Police in Hong Kong have arrested staff working for the payments company behind the Hong Kong dollar and RMB stablecoins CNHC and HKDC.
A notice on Trust Reserve’s office door said the team had undergone judicial seizure on May 29, 2023.
Chinese RMB Favored For Cross-Border Transactions
Families of the arrested parties have been notified. It is not clear on what charges the police arrested Trust’s team.
The company did not widely promote the stablecoins used in its cross-border payment business. Stablecoins are digital currencies pegged to the value of fiat currencies.
Popular examples include Circle’s USDC, and Tether’s USDT coins pegged to the US dollar.
Trust Reserves raised $10 million in a recent funding round led by KuCoin Investments, Circle, and IDG Capital. The firm recently relocated its headquarters from the Cayman Islands to Hong Kong.
While the reason for the arrests is unclear, authorities could be clamping down on digital payments not using its RMB central bank digital currency.
The e-CNY has 260 million wallets and expanded to 25 cities. China has a strict ban on crypto trading and mining in force.

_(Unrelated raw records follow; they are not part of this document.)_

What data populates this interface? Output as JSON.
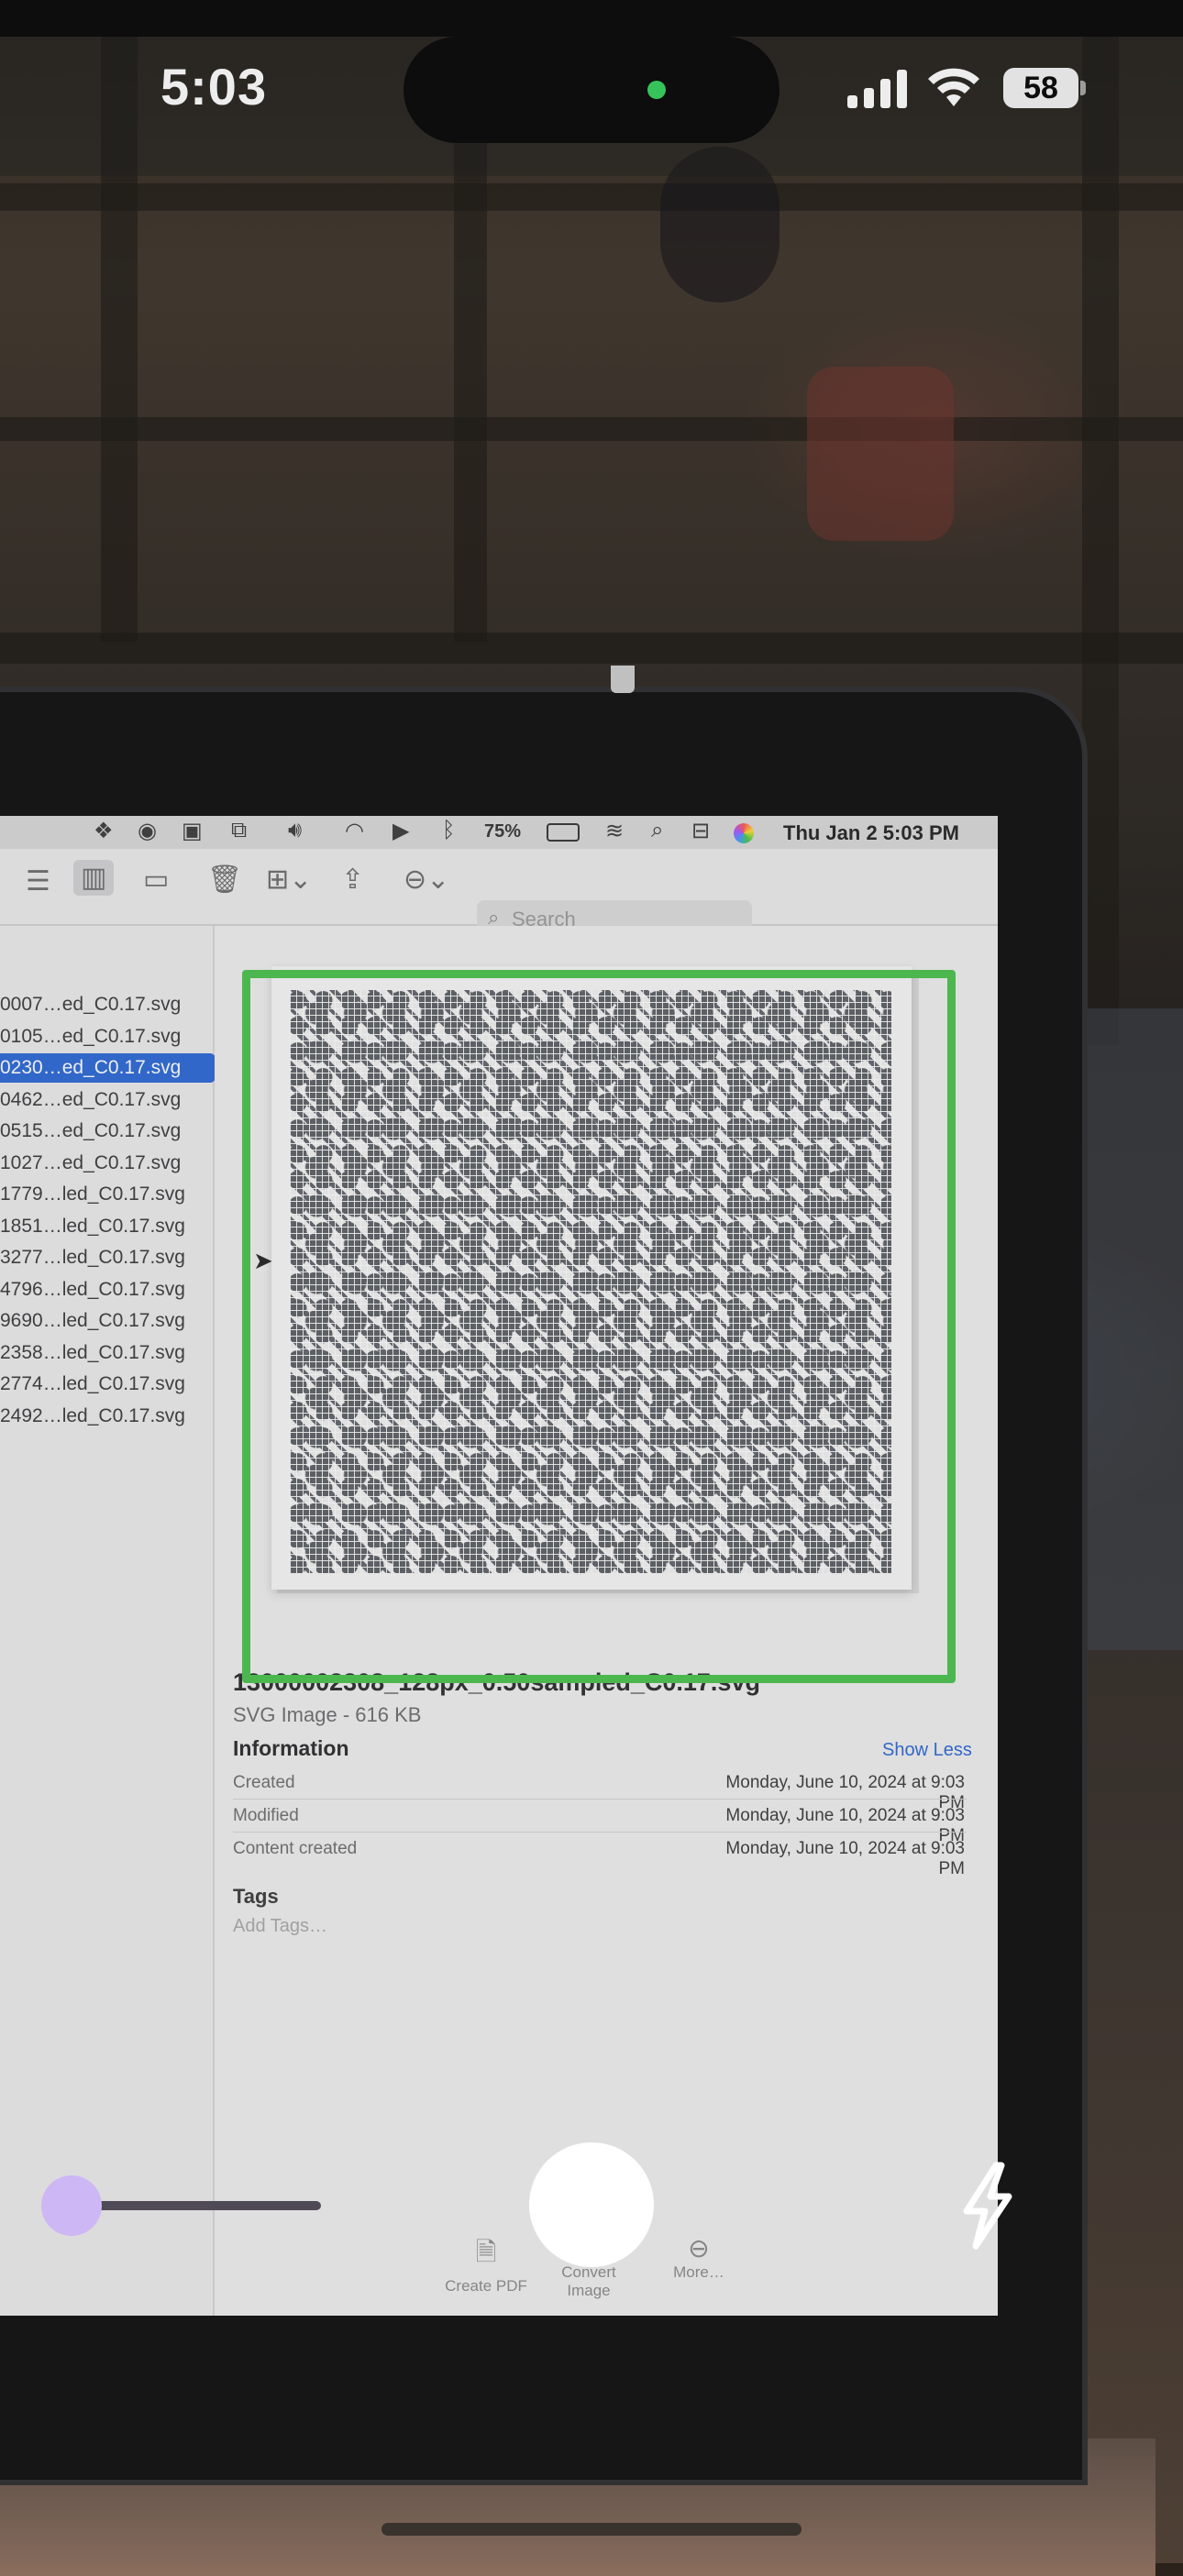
{
  "status_bar": {
    "time": "5:03",
    "battery": "58"
  },
  "laptop_screen": {
    "menubar": {
      "battery_percent": "75%",
      "clock": "Thu Jan 2  5:03 PM"
    },
    "toolbar": {
      "search_placeholder": "Search"
    },
    "file_list": [
      "0007…ed_C0.17.svg",
      "0105…ed_C0.17.svg",
      "0230…ed_C0.17.svg",
      "0462…ed_C0.17.svg",
      "0515…ed_C0.17.svg",
      "1027…ed_C0.17.svg",
      "1779…led_C0.17.svg",
      "1851…led_C0.17.svg",
      "3277…led_C0.17.svg",
      "4796…led_C0.17.svg",
      "9690…led_C0.17.svg",
      "2358…led_C0.17.svg",
      "2774…led_C0.17.svg",
      "2492…led_C0.17.svg"
    ],
    "preview": {
      "file_name": "13000002308_128px_0.50sampled_C0.17.svg",
      "file_kind": "SVG Image - 616 KB",
      "info_heading": "Information",
      "show_less": "Show Less",
      "info_rows": [
        {
          "label": "Created",
          "value": "Monday, June 10, 2024 at 9:03 PM"
        },
        {
          "label": "Modified",
          "value": "Monday, June 10, 2024 at 9:03 PM"
        },
        {
          "label": "Content created",
          "value": "Monday, June 10, 2024 at 9:03 PM"
        }
      ],
      "tags_heading": "Tags",
      "tags_placeholder": "Add Tags…",
      "actions": [
        {
          "label": "Create PDF"
        },
        {
          "label": "Convert Image"
        },
        {
          "label": "More…"
        }
      ]
    }
  },
  "camera": {
    "detection_color": "#4cb74f",
    "zoom_level": 0.0,
    "zoom_thumb_color": "#cdb7f5"
  }
}
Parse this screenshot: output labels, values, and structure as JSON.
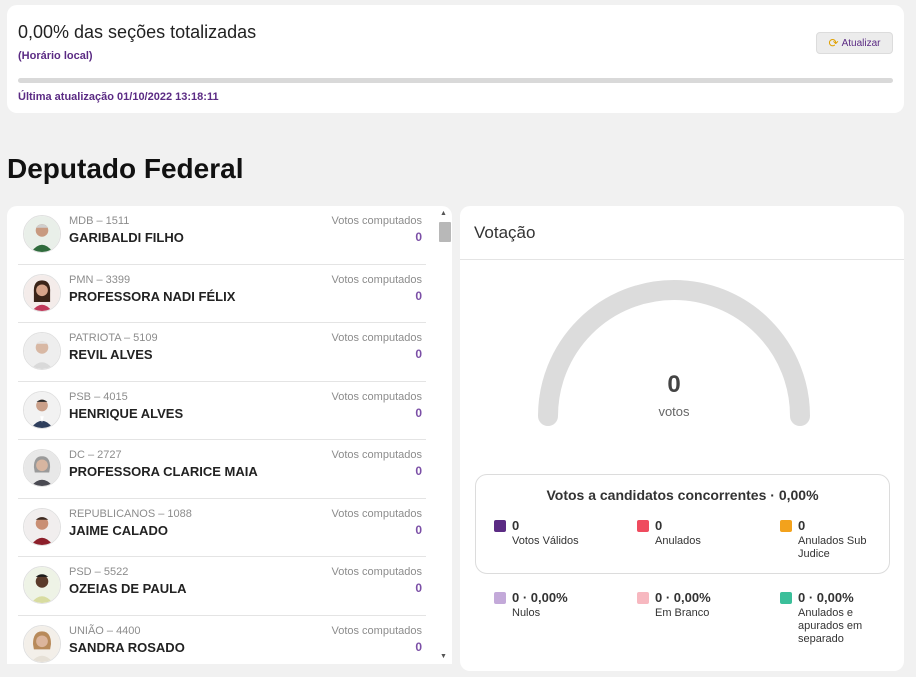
{
  "status": {
    "title": "0,00% das seções totalizadas",
    "local_time": "(Horário local)",
    "refresh_label": "Atualizar",
    "progress_pct": 0,
    "last_update": "Última atualização 01/10/2022 13:18:11"
  },
  "section_title": "Deputado Federal",
  "candidates": [
    {
      "party": "MDB – 1511",
      "name": "GARIBALDI FILHO",
      "votes_label": "Votos computados",
      "votes": "0"
    },
    {
      "party": "PMN – 3399",
      "name": "PROFESSORA NADI FÉLIX",
      "votes_label": "Votos computados",
      "votes": "0"
    },
    {
      "party": "PATRIOTA – 5109",
      "name": "REVIL ALVES",
      "votes_label": "Votos computados",
      "votes": "0"
    },
    {
      "party": "PSB – 4015",
      "name": "HENRIQUE ALVES",
      "votes_label": "Votos computados",
      "votes": "0"
    },
    {
      "party": "DC – 2727",
      "name": "PROFESSORA CLARICE MAIA",
      "votes_label": "Votos computados",
      "votes": "0"
    },
    {
      "party": "REPUBLICANOS – 1088",
      "name": "JAIME CALADO",
      "votes_label": "Votos computados",
      "votes": "0"
    },
    {
      "party": "PSD – 5522",
      "name": "OZEIAS DE PAULA",
      "votes_label": "Votos computados",
      "votes": "0"
    },
    {
      "party": "UNIÃO – 4400",
      "name": "SANDRA ROSADO",
      "votes_label": "Votos computados",
      "votes": "0"
    }
  ],
  "voting": {
    "header": "Votação",
    "total": "0",
    "unit": "votos",
    "summary_title": "Votos a candidatos concorrentes · 0,00%",
    "stats": [
      {
        "value": "0",
        "label": "Votos Válidos",
        "color": "#5b2b84"
      },
      {
        "value": "0",
        "label": "Anulados",
        "color": "#ef4b5e"
      },
      {
        "value": "0",
        "label": "Anulados Sub Judice",
        "color": "#f3a21c"
      },
      {
        "value": "0 · 0,00%",
        "label": "Nulos",
        "color": "#c3a9d9"
      },
      {
        "value": "0 · 0,00%",
        "label": "Em Branco",
        "color": "#f7b8c0"
      },
      {
        "value": "0 · 0,00%",
        "label": "Anulados e apurados em separado",
        "color": "#3bbf9a"
      }
    ]
  }
}
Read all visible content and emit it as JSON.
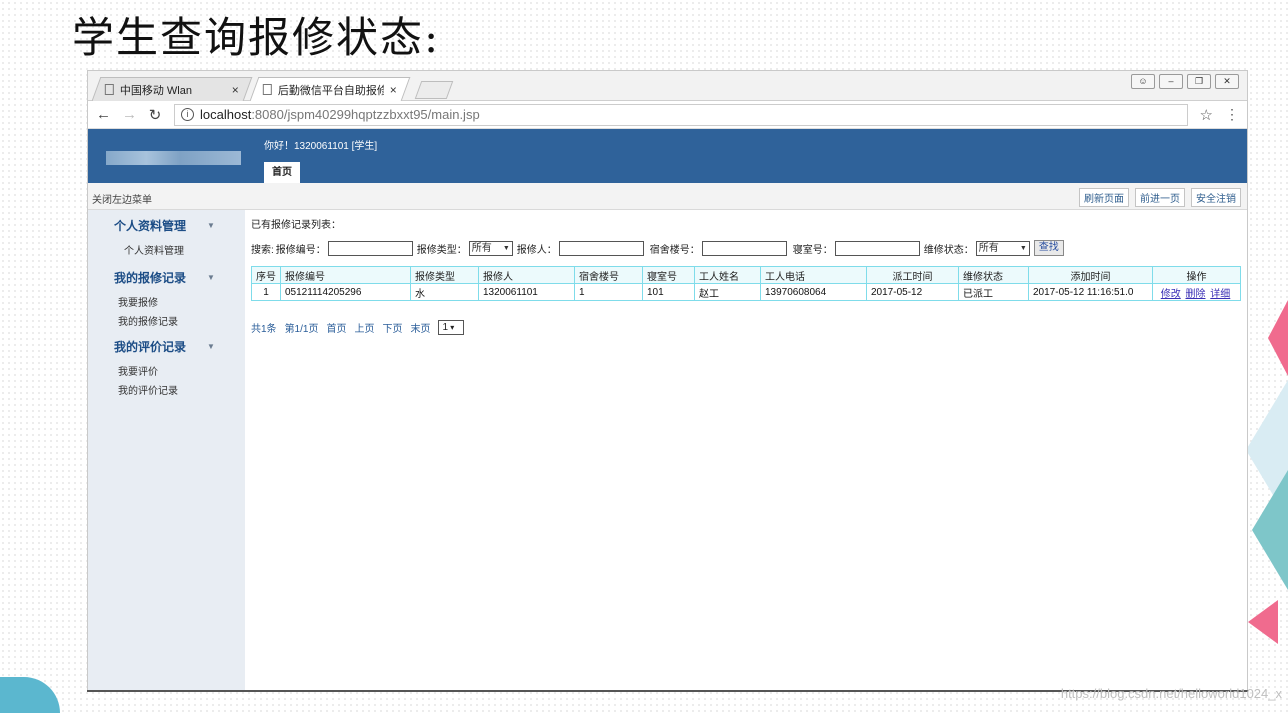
{
  "slide": {
    "title": "学生查询报修状态:",
    "watermark": "https://blog.csdn.net/helloworld1024_x"
  },
  "browser": {
    "tabs": [
      {
        "label": "中国移动 Wlan",
        "active": false
      },
      {
        "label": "后勤微信平台自助报修系",
        "active": true
      }
    ],
    "window_controls": [
      "person",
      "minimize",
      "restore",
      "close"
    ],
    "url_host": "localhost",
    "url_rest": ":8080/jspm40299hqptzzbxxt95/main.jsp"
  },
  "app": {
    "greeting": "你好！1320061101 [学生]",
    "home_tab": "首页",
    "collapse_menu": "关闭左边菜单",
    "toolbar": [
      "刷新页面",
      "前进一页",
      "安全注销"
    ]
  },
  "sidebar": {
    "groups": [
      {
        "title": "个人资料管理",
        "items": [
          "个人资料管理"
        ]
      },
      {
        "title": "我的报修记录",
        "items": [
          "我要报修",
          "我的报修记录"
        ]
      },
      {
        "title": "我的评价记录",
        "items": [
          "我要评价",
          "我的评价记录"
        ]
      }
    ]
  },
  "content": {
    "list_title": "已有报修记录列表：",
    "search": {
      "prefix": "搜索:",
      "f1": "报修编号：",
      "f2": "报修类型：",
      "f2_value": "所有",
      "f3": "报修人：",
      "f4": "宿舍楼号：",
      "f5": "寝室号：",
      "f6": "维修状态：",
      "f6_value": "所有",
      "button": "查找"
    },
    "table": {
      "headers": [
        "序号",
        "报修编号",
        "报修类型",
        "报修人",
        "宿舍楼号",
        "寝室号",
        "工人姓名",
        "工人电话",
        "派工时间",
        "维修状态",
        "添加时间",
        "操作"
      ],
      "rows": [
        [
          "1",
          "05121114205296",
          "水",
          "1320061101",
          "1",
          "101",
          "赵工",
          "13970608064",
          "2017-05-12",
          "已派工",
          "2017-05-12 11:16:51.0"
        ]
      ],
      "ops": [
        "修改",
        "删除",
        "详细"
      ]
    },
    "pager": {
      "total": "共1条",
      "page": "第1/1页",
      "first": "首页",
      "prev": "上页",
      "next": "下页",
      "last": "末页",
      "select": "1"
    }
  }
}
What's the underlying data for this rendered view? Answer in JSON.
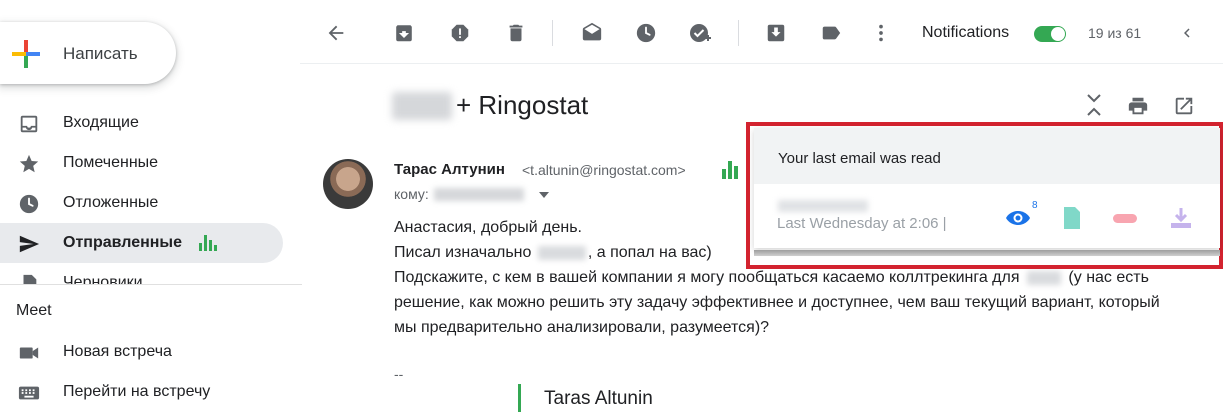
{
  "sidebar": {
    "compose_label": "Написать",
    "items": [
      {
        "label": "Входящие",
        "icon": "inbox-icon"
      },
      {
        "label": "Помеченные",
        "icon": "star-icon"
      },
      {
        "label": "Отложенные",
        "icon": "clock-icon"
      },
      {
        "label": "Отправленные",
        "icon": "send-icon",
        "active": true
      },
      {
        "label": "Черновики",
        "icon": "draft-icon"
      }
    ],
    "meet": {
      "title": "Meet",
      "items": [
        {
          "label": "Новая встреча",
          "icon": "video-icon"
        },
        {
          "label": "Перейти на встречу",
          "icon": "keyboard-icon"
        }
      ]
    }
  },
  "toolbar": {
    "notifications_label": "Notifications",
    "notifications_on": true,
    "counter": "19 из 61"
  },
  "message": {
    "subject": "+ Ringostat",
    "sender_name": "Тарас Алтунин",
    "sender_email": "<t.altunin@ringostat.com>",
    "to_label": "кому:",
    "body": {
      "line1": "Анастасия, добрый день.",
      "line2a": "Писал изначально",
      "line2b": ", а попал на вас)",
      "line3a": "Подскажите, с кем в вашей компании я могу пообщаться касаемо коллтрекинга для",
      "line3b": "(у нас есть",
      "line4": "решение, как можно решить эту задачу эффективнее и доступнее, чем ваш текущий вариант, который",
      "line5": "мы предварительно анализировали, разумеется)?"
    },
    "signature_dash": "--",
    "signature_name": "Taras Altunin"
  },
  "tracking_popup": {
    "header": "Your last email was read",
    "when": "Last Wednesday at 2:06 |",
    "views_count": "8"
  },
  "colors": {
    "accent_green": "#34a853",
    "highlight_red": "#d3232f",
    "eye_blue": "#1a73e8"
  }
}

The communist state could also be looking to reduce its dependence on the US dollar in favor of the RMB to settle cross-border transactions.
Several countries, including Saudi Arabia, Bangladesh, and India, have expressed interest in trading using the digital yuan.
China beefed up its cross-border payments infrastructure after the 2008 financial crisis with bilateral currency swap agreements and the Cross-Border Interbank Payment System,
Chinese Central Television’s airing of a broadcast mentioning crypto last week fueled rumors China could lift its crypto ban. The broadcast has since been taken down with no further developments.
New Hong Kong Regulations Prohibit Stablecoins
Trust Reserve’s current domicile Hong Kong gazetted virtual asset platform registration requirements on May 25. Notably, the new regulations do not accommodate stablecoins.
Platforms can only list Cardano, Chainlink, Polygon, Avalanche, Solana, Bitcoin, Bitcoin Cash, Ethereum, and Litecoin.
The regulations will be effective from June 1.